The success of an event is measured by the customer’s experience—the more fun they had, the more likely they are to return.
But it can be tough to quantify, because if you've done everything right, your players won't necessarily notice.
That's okay. In fact, that's the goal. Players don't notice when things go right. They notice when things go wrong. The best indicator of the player's experience may not be the abundance of praise so much as the absence of criticism.
At our events, our goal is to create no occasions for criticism to make them "effortless."
The is key preparation.
It's more work to do extra prep, but it will improve your customer experience. Identify anything that could sabotage you—technology failures, space inadequacies, staffing issues—and address them before they can trip you up.
Prepare your technology: Making sure you can run the event without technological problems is essential to making sure your players had a great event. If your event should suffer a technological setback, players will remember.
Fill the printer with paper and ink, check your tournament computer and point of sale, test your displays. Have back-up plans for key processes, if you can. For example, we use PayPal mobile in case our internet goes down during an event.
Prepare your space: One often neglected pain point here is overbooking. In some cases it's unavoidable, but do everything you can to schedule events when your store can handle the customer load.
We recently had a scheduling conflict on Amonkhet release weekend, where another game's Prerelease fell on the same Saturday. Every seat in our store was filled, which was fantastic, but players were visibly and verbally annoyed with the disruption.
Prepare your staff: Arguably the most important aspect of effortless events is your staff. This includes your own store staff, your judges and you yourself. Before the event, always remind everyone that a positive customer experience is the goal.
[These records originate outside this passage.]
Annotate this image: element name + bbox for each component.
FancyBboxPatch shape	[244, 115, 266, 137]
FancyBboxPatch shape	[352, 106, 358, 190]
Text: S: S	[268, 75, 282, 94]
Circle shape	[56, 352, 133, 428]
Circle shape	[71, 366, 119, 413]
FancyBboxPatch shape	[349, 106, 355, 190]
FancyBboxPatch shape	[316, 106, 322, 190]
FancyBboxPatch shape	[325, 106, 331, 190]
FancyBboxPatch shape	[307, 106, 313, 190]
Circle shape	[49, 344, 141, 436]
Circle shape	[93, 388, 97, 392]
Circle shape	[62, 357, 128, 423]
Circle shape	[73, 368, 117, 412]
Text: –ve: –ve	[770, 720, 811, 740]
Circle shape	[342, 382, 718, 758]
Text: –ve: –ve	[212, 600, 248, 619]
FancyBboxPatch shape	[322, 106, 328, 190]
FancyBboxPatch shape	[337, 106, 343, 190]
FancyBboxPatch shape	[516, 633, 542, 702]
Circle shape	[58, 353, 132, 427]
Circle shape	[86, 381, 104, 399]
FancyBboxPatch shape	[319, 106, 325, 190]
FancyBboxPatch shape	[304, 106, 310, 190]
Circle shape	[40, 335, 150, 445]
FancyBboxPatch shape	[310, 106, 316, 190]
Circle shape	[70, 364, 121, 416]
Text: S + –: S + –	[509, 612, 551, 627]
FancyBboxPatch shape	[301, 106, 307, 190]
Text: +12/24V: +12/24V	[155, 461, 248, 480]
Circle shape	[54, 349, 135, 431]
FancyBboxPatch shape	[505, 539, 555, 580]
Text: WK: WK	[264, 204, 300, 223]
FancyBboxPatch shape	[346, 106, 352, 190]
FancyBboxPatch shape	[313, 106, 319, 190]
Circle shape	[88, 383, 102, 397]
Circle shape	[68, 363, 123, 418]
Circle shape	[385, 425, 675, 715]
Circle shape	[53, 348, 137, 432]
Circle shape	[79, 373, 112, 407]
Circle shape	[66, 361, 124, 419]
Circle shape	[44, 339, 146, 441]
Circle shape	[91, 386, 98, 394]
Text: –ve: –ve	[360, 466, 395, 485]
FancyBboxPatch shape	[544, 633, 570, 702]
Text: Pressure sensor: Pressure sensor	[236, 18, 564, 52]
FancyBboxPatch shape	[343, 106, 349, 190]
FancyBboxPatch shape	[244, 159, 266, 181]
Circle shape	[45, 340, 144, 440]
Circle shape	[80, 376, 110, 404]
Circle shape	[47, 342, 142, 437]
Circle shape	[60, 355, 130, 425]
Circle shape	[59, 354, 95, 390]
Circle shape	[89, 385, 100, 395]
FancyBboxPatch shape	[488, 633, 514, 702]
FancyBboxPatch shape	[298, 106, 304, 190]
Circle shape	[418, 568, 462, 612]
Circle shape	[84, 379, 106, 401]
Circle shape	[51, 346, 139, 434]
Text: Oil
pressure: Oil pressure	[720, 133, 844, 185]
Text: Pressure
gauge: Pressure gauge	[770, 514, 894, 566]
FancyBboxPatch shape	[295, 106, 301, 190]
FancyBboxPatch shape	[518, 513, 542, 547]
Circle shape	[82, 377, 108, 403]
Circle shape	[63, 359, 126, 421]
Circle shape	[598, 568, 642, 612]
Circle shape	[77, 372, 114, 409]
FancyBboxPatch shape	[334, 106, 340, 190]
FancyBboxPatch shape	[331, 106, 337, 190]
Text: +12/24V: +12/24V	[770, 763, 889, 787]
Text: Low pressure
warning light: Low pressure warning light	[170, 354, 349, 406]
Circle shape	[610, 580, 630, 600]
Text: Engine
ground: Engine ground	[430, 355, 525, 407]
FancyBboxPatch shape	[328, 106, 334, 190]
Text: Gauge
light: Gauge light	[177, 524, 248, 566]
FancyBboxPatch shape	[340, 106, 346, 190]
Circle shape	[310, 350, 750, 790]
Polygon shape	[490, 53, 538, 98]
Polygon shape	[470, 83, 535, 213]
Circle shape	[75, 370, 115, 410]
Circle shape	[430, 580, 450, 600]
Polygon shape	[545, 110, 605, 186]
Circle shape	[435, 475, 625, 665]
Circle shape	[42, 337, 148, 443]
Their job is to friendly and attentive and stay engaged with the tournament.
Just as important as the pre-event prep is the post-event review.
Talk to your staff about how the event went and what things could be improved. Try to take the time to make a list of things that weren’t perfect for how you want to run an event and consult that list for the next event you run.
And there's always room for improvement. It’s not easy to get your Magic events to an effortless state. But the more you follow through and make these things second-nature, the easier all of this will become.
Remember: great events make your player base happy, returning customers. They may not notice the work you are putting into your events, but they will appreciate it.